[GIT PULL] ring-buffer: Fixes for v6.14
From: Steven Rostedt
Date: Sat Feb 15 2025 - 14:47:30 EST
Linus,
Ring buffer fixes for v6.14:
- Enable resize on mmap() error
When a process mmaps a ring buffer, its size is locked and resizing is
disabled. But if the user passes in a wrong parameter, the mmap() can fail
after the resize was disabled and the mmap() exits with error without
reenabling the ring buffer resize. This prevents the ring buffer from ever
being resized after that.
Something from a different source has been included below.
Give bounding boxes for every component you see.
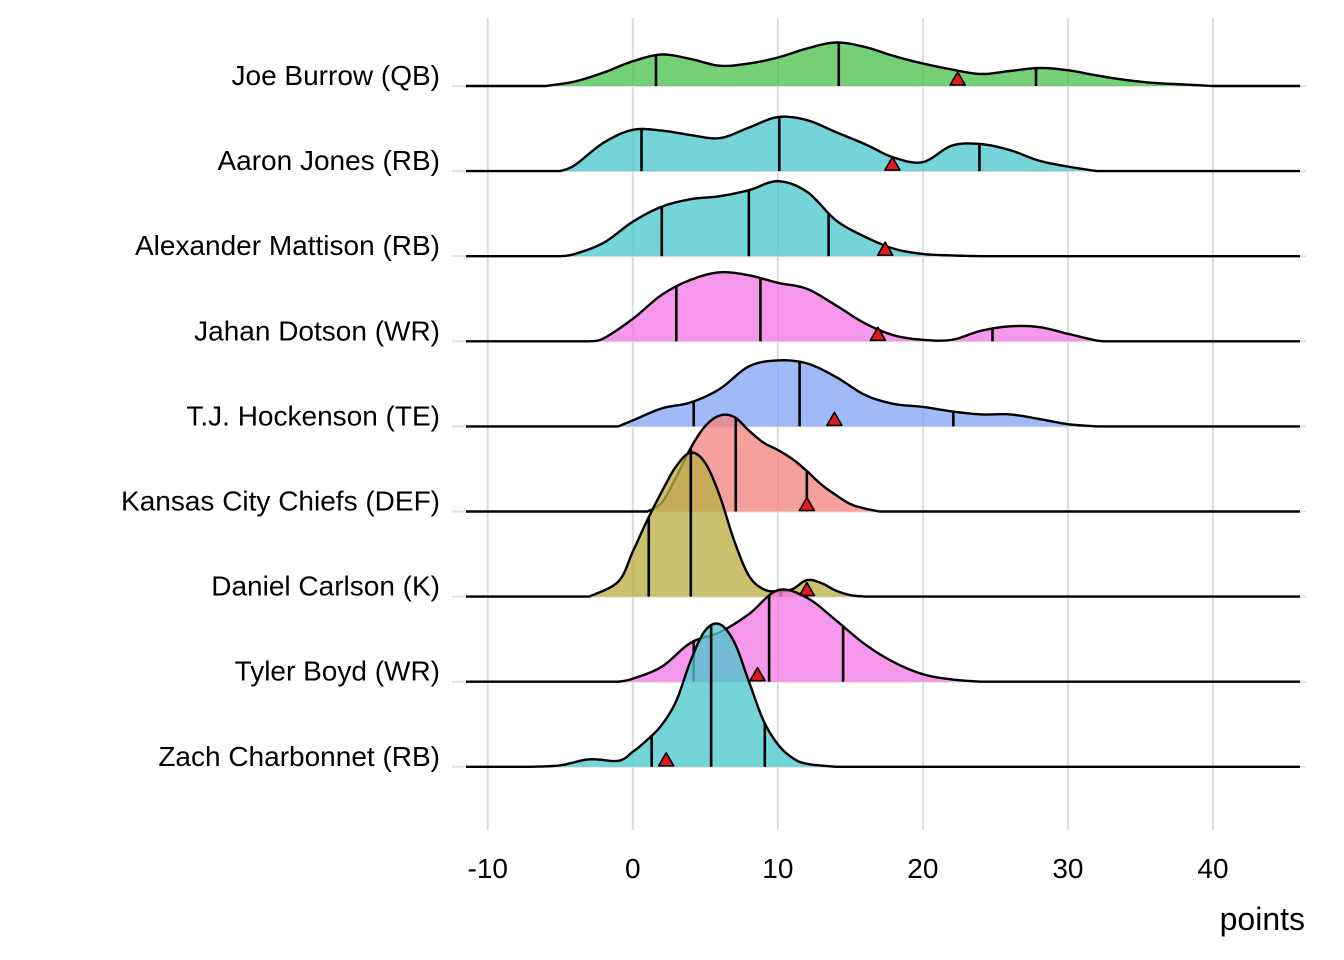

Reenable resizing of the ring buffer on mmap()
error.
- Have resizing return proper error and not always -ENOMEM
If the ring buffer is mmapped by one task and another task tries to resize
the buffer it will error with -ENOMEM. This is confusing to the user as
there may be plenty of memory available. Have it return the error that
actually happens (in this case -EBUSY) where the user can understand why
the resize failed.
- Test the sub-buffer array to validate persistent memory buffer
On boot up, the initialization of the persistent memory buffer will do a
validation check to see if the content of the data is valid, and if so, it
will use the memory as is, otherwise it re-initializes it. There's meta
data in this persistent memory that keeps track of which sub-buffer is the
reader page and an array that states the order of the sub-buffers. The
values in this array are indexes into the sub-buffers. The validator
checks to make sure that all the entries in the array are within the
sub-buffer list index, but it does not check for duplications.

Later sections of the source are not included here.